Screaming Queens

The 1969 riots at the Stonewall Inn in NYC are widely regarded as the birth of the modern gay rights movement. However, this is not so true. Perhaps Stonewall has a more prominent legacy, but even back in 1966, transgender women, gay men, and drag queens rioted in San Francisco’s Tenderloin district, at the diner Gene Compton’s Cafeteria. The riots are now commonly referred to as Compton’s Cafeteria Riots.

The film Screaming Queens documents this important event in history and the different changes for trans people and others in the queer community at the time, including sex reassignment surgery (SRS) becoming available in San Francisco and their discovery of the term “transgender”.

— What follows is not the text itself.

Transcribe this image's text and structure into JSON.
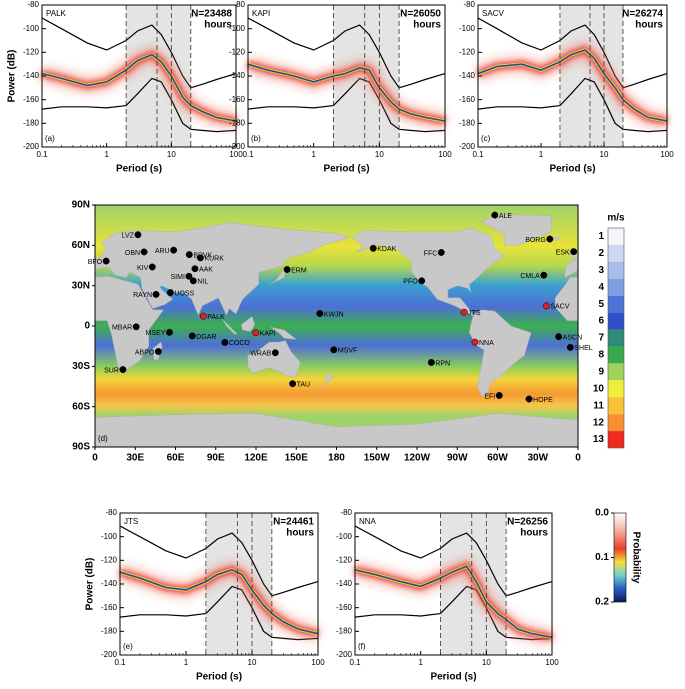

Here is a short excerpt of the beginning of the film. I’m not sure if the whole thing can be found on youtube (it’s about an hour long in all), but I highly recommend it to anyone who wants to learn more about the queer rights movement, especially since it touches on a time and a place that isn’t mentioned all that often. It’s also important because it focuses on transgender folks, whose stories are not told nearly as often as gay men or lesbians. I’d also like to point out that it is directed by a transgender woman, and it is so important that transgender folks are the ones telling the history of their community, and sadly that is something I feel like I don’t see enough. I think the same goes for gay men, lesbians, and all other groups of people.

And here’s one more, a part of the film that focuses on the “new availability of a transgender identity”–

It is always extremely inspiring to me to learn about queer folks who lived as who they really were, even when the culture they lived in made it difficult and dangerous for them. It really is because of those folks that people in the queer community today, like myself, can enjoy more freedoms–but obviously not ALL freedoms granted to non-queer people, just yet.